Scharapowas Werbepartner reagieren unterschiedlich
Einige ihrer Werbepartner wendeten sich schon in den ersten Stunden nach der bekannt gewordenen Dopingaffäre von Scharapowa ab. Nike zum Beispiel legte das langjährige Vertragsverhältnis auf Eis. Beim deutschen Sportwagenbauer Porsche, für den Scharapowa als weltweite Markenbotschafterin tätig ist, verzichtete man bewusst auf solche Schnellschüsse: «Wir lassen Maria nicht fallen, aber Aktivitäten mit ihr ruhen im Moment. Wir warten ab, zu welchem Ergebnis die offizielle Untersuchung kommt», sagte die Sprecherin der Porsche-Sportkommunikation, Viktoria Wohlrapp, «wir bedauern natürlich die aktuellen Nachrichten.»

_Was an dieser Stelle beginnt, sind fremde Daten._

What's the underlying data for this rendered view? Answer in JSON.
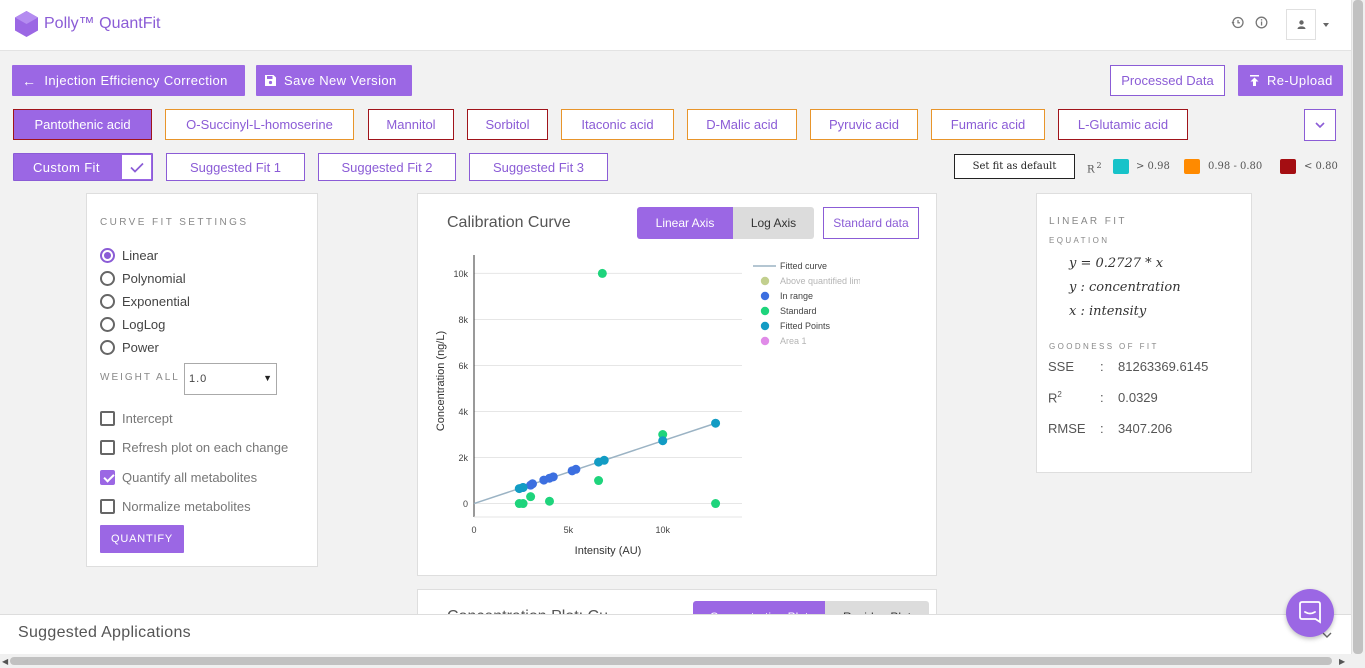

Und wie geht es weiter für Scharapowa? Die Russin, vom Weltverband inzwischen erst mal vorläufig gesperrt, hat auf die Öffnung einer B-Probe verzichtet, ihr Fall könnte so schon in vergleichsweise kurzer Frist auf den Tisch der Sportgerichtsbarkeit kommen. Die Juristen haben dann zu entscheiden, wie sie Scharapowas Fehlverhalten bewerten – als lässlichen, trotzdem zu ahndenden Irrtum oder als absichtsvollen Vorgang.
Davon hängt auch das Strafmass ab, möglich sind bis zu vier Jahren Sperre. Wahrscheinlicher ist aber eine Suspension von einem oder zwei Jahren. Russlands streitbarer Tennis-Verbandsboss und IOC-Mitglied Shamil Tapirschew glaubt indes nicht mal daran: «Maria wird bei den Olympischen Spielen starten», sagte er der russischen Nachrichtenagentur Tass.